Unknown user
Unknown user

Reputation: 45321

Chaining Strings in Java

let's say that I want to create a new string during a "for" loop,

The new string will be a change of an exsist string that will be change depanding a conditions and positions of the loop.

How can I insert to an exist string new chars?

I went through the whole method summary that relates to strings and didn't get my answer there.

Edit: Originaly I posted a java 4 link of methods by mistake. I use the newest version of java.

Thank you

Upvotes: 0

Views: 3808

Answers (4)

felixsigl
felixsigl

Reputation: 2920

use StringBuffer for performance reasons:

// new StringBuffer
StringBuffer buf = new StringBuffer("bla blub bla");

// insert string
buf.insert(9, " huhu ");

// append strings
buf.append(" at the end");

// Buffer to string
String result = buf.toString();

Upvotes: 2

Sean Patrick Floyd
Sean Patrick Floyd

Reputation: 298938

Either use a StringBuilder or String.concat(String)

Example:

StringBuilder sb = new StringBuilder();
Iterator<Integer> iterator =
    Arrays.asList(1, 2, 3, 4, 5, 6, 7).iterator();
if(iterator.hasNext()){
    sb.append(iterator.next());
    while(iterator.hasNext()){
        sb.append(',').append(iterator.next());
    }
}
final String joined = sb.toString();

And about googling javadocs: Google will almost always return ancient 1.4 versions. if you search for keywords like the classname alone. Search for classname /6, e.g. StringBuilder /6 and you will get the current version.

Upvotes: 10

Michael Borgwardt
Michael Borgwardt

Reputation: 346307

How can I insert to an exist string new chars?

You can't.
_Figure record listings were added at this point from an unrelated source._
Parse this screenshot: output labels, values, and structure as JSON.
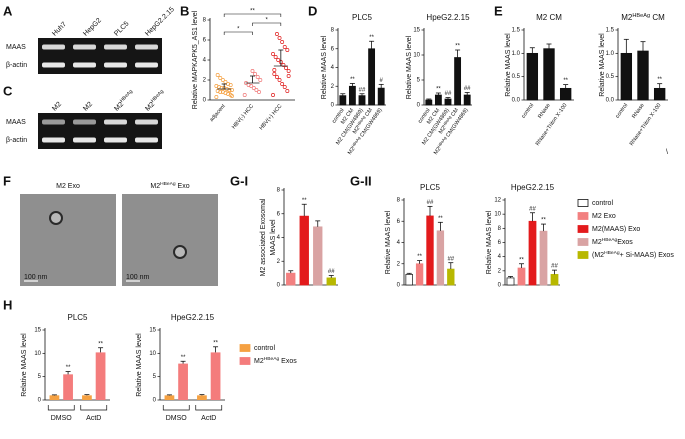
{
  "gels": [
    {
      "panel": "A",
      "lanes": [
        "Huh7",
        "HepG2",
        "PLC5",
        "HepG2.2.15"
      ],
      "rows": [
        "MAAS",
        "β-actin"
      ]
    },
    {
      "panel": "C",
      "lanes": [
        "M2",
        "M2",
        [
          "M2",
          "HBeAg"
        ],
        [
          "M2",
          "HBeAg"
        ]
      ],
      "rows": [
        "MAAS",
        "β-actin"
      ]
    }
  ],
  "em": {
    "panel": "F",
    "labels": [
      "M2 Exo",
      [
        "M2",
        "HBeAg",
        " Exo"
      ]
    ],
    "scale_bars": [
      "100 nm",
      "100 nm"
    ]
  },
  "chart_data": [
    {
      "type": "dot",
      "panel": "B",
      "ylabel": "Relative MAPKAPK5_AS1 level",
      "categories": [
        "adjacent",
        "HBV(-) HCC",
        "HBV(+) HCC"
      ],
      "colors": [
        "#f5a142",
        "#f07a7a",
        "#e01f1f"
      ],
      "values": [
        [
          0.3,
          0.5,
          0.6,
          0.7,
          0.8,
          0.8,
          0.9,
          1.0,
          1.0,
          1.1,
          1.2,
          1.2,
          1.3,
          1.4,
          1.5,
          1.6,
          1.8,
          2.0,
          2.2,
          2.5,
          0.4,
          0.9
        ],
        [
          0.5,
          0.8,
          1.0,
          1.2,
          1.4,
          1.5,
          1.7,
          2.0,
          2.3,
          2.6,
          2.9
        ],
        [
          0.5,
          0.9,
          1.3,
          1.6,
          2.0,
          2.3,
          2.6,
          2.9,
          3.2,
          3.5,
          3.8,
          4.0,
          4.3,
          4.6,
          5.0,
          5.3,
          5.8,
          6.2,
          6.6,
          3.0,
          2.4
        ]
      ],
      "means": [
        1.1,
        1.7,
        3.4
      ],
      "errors": [
        0.5,
        0.7,
        1.6
      ],
      "significance": [
        "*",
        "**",
        "*"
      ],
      "ylim": [
        0,
        8
      ],
      "yticks": [
        0,
        2,
        4,
        6,
        8
      ]
    },
    {
      "type": "bar",
      "panel": "D",
      "title": "PLC5",
      "ylabel": "Relative MAAS level",
      "categories": [
        "control",
        "M2 CM",
        "M2 CM(GW4869)",
        [
          "M2",
          "HBeAg",
          " CM"
        ],
        [
          "M2",
          "HBeAg",
          " CM(GW4869)"
        ]
      ],
      "values": [
        1,
        2,
        1,
        6,
        1.8
      ],
      "errors": [
        0.2,
        0.3,
        0.2,
        0.8,
        0.4
      ],
      "color": "#111111",
      "annotations": [
        null,
        "**",
        "##",
        "**",
        "#"
      ],
      "ylim": [
        0,
        8
      ],
      "yticks": [
        0,
        2,
        4,
        6,
        8
      ]
    },
    {
      "type": "bar",
      "title": "HpeG2.2.15",
      "ylabel": "Relative MAAS level",
      "categories": [
        "control",
        "M2 CM",
        "M2 CM(GW4869)",
        [
          "M2",
          "HBeAg",
          " CM"
        ],
        [
          "M2",
          "HBeAg",
          " CM(GW4869)"
        ]
      ],
      "values": [
        1,
        2,
        1.2,
        9.5,
        2
      ],
      "errors": [
        0.2,
        0.4,
        0.3,
        1.5,
        0.5
      ],
      "color": "#111111",
      "annotations": [
        null,
        "**",
        "##",
        "**",
        "##"
      ],
      "ylim": [
        0,
        15
      ],
      "yticks": [
        0,
        5,
        10,
        15
      ]
    },
    {
      "type": "bar",
      "panel": "E",
      "title": "M2 CM",
      "ylabel": "Relative MAAS level",
      "categories": [
        "control",
        "RNase",
        "RNase+Triton X-100"
      ],
      "values": [
        1,
        1.1,
        0.25
      ],
      "errors": [
        0.12,
        0.1,
        0.08
      ],
      "color": "#111111",
      "annotations": [
        null,
        null,
        "**"
      ],
      "ylim": [
        0,
        1.5
      ],
      "yticks": [
        {
          "value": 0,
          "label": "0.0"
        },
        0.5,
        {
          "value": 1,
          "label": "1.0"
        },
        1.5
      ]
    },
    {
      "type": "bar",
      "title": [
        "M2",
        "HBeAg",
        " CM"
      ],
      "ylabel": "Relative MAAS level",
      "categories": [
        "control",
        "RNase",
        "RNase+Triton X-100"
      ],
      "values": [
        1,
        1.05,
        0.25
      ],
      "errors": [
        0.3,
        0.2,
        0.1
      ],
      "color": "#111111",
      "annotations": [
        null,
        null,
        "**"
      ],
      "note": "\\",
      "ylim": [
        0,
        1.5
      ],
      "yticks": [
        {
          "value": 0,
          "label": "0.0"
        },
        0.5,
        {
          "value": 1,
          "label": "1.0"
        },
        1.5
      ]
    },
    {
      "type": "bar",
      "panel": "G-I",
      "ylabel_lines": [
        "M2 associated Exosomal",
        "MAAS level"
      ],
      "values": [
        1,
        5.8,
        4.9,
        0.6
      ],
      "errors": [
        0.2,
        1.0,
        0.5,
        0.2
      ],
      "colors": [
        "#f28080",
        "#e31a1c",
        "#d9a3a3",
        "#b8b800"
      ],
      "annotations": [
        null,
        "**",
        null,
        "##"
      ],
      "ylim": [
        0,
        8
      ],
      "yticks": [
        0,
        2,
        4,
        6,
        8
      ]
    },
    {
      "type": "bar",
      "panel": "G-II",
      "title": "PLC5",
      "ylabel": "Relative MAAS level",
      "values": [
        1,
        2,
        6.5,
        5.1,
        1.5
      ],
      "errors": [
        0.1,
        0.3,
        0.9,
        0.8,
        0.6
      ],
      "colors": [
        "#ffffff",
        "#f28080",
        "#e31a1c",
        "#d9a3a3",
        "#b8b800"
      ],
      "annotations": [
        null,
        "**",
        "##",
        "**",
        "##"
      ],
      "ylim": [
        0,
        8
      ],
      "yticks": [
        0,
        2,
        4,
        6,
        8
      ]
    },
    {
      "type": "bar",
      "title": "HpeG2.2.15",
      "ylabel": "Relative MAAS level",
      "values": [
        1,
        2.4,
        9,
        7.6,
        1.5
      ],
      "errors": [
        0.2,
        0.6,
        1.2,
        1.0,
        0.6
      ],
      "colors": [
        "#ffffff",
        "#f28080",
        "#e31a1c",
        "#d9a3a3",
        "#b8b800"
      ],
      "annotations": [
        null,
        "**",
        "##",
        "**",
        "##"
      ],
      "legend": [
        {
          "name": "control",
          "color": "#ffffff"
        },
        {
          "name": "M2 Exo",
          "color": "#f28080"
        },
        {
          "name": "M2(MAAS) Exo",
          "color": "#e31a1c"
        },
        {
          "name": [
            "M2",
            "HBeAg",
            "Exos"
          ],
          "color": "#d9a3a3"
        },
        {
          "name": [
            "(M2",
            "HBeAg",
            "+ Si-MAAS) Exos"
          ],
          "color": "#b8b800"
        }
      ],
      "ylim": [
        0,
        12
      ],
      "yticks": [
        0,
        2,
        4,
        6,
        8,
        10,
        12
      ]
    },
    {
      "type": "grouped_bar",
      "panel": "H",
      "title": "PLC5",
      "ylabel": "Relative MAAS level",
      "categories": [
        "DMSO",
        "ActD"
      ],
      "series": [
        {
          "name": "control",
          "color": "#f5a142",
          "values": [
            1,
            1
          ],
          "errors": [
            0.1,
            0.15
          ],
          "annotations": [
            null,
            null
          ]
        },
        {
          "name": [
            "M2",
            "HBeAg",
            " Exos"
          ],
          "color": "#f47c7c",
          "values": [
            5.5,
            10.2
          ],
          "errors": [
            0.6,
            1.0
          ],
          "annotations": [
            "**",
            "**"
          ]
        }
      ],
      "ylim": [
        0,
        15
      ],
      "yticks": [
        0,
        5,
        10,
        15
      ]
    },
    {
      "type": "grouped_bar",
      "title": "HpeG2.2.15",
      "ylabel": "Relative MAAS level",
      "categories": [
        "DMSO",
        "ActD"
      ],
      "series": [
        {
          "name": "control",
          "color": "#f5a142",
          "values": [
            1,
            1
          ],
          "errors": [
            0.1,
            0.15
          ],
          "annotations": [
            null,
            null
          ]
        },
        {
          "name": [
            "M2",
            "HBeAg",
            " Exos"
          ],
          "color": "#f47c7c",
          "values": [
            7.8,
            10.2
          ],
          "errors": [
            0.5,
            1.2
          ],
          "annotations": [
            "**",
            "**"
          ]
        }
      ],
      "legend_shown": true,
      "ylim": [
        0,
        15
      ],
      "yticks": [
        0,
        5,
        10,
        15
      ]
    }
  ]
}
Java strings are designed to be immutable. You'll have to either use a mutable class like StringBuilder, or replace the original string with the new, modified version.

Upvotes: 3

Thomas
Thomas

Reputation: 88707

Try StringBuffer or StringBuilder. Do you have to code in Java 1.4?

You could also try this (though I highly recommend the StringBuilder/StringBuffer approach):

String s = "somestring";
s = s.substring(0, 4) + " " + s.substring(4); //result: "some string"

You'd need to find the indices for the substring() methods somehow (using indexOf or lastIndexOf).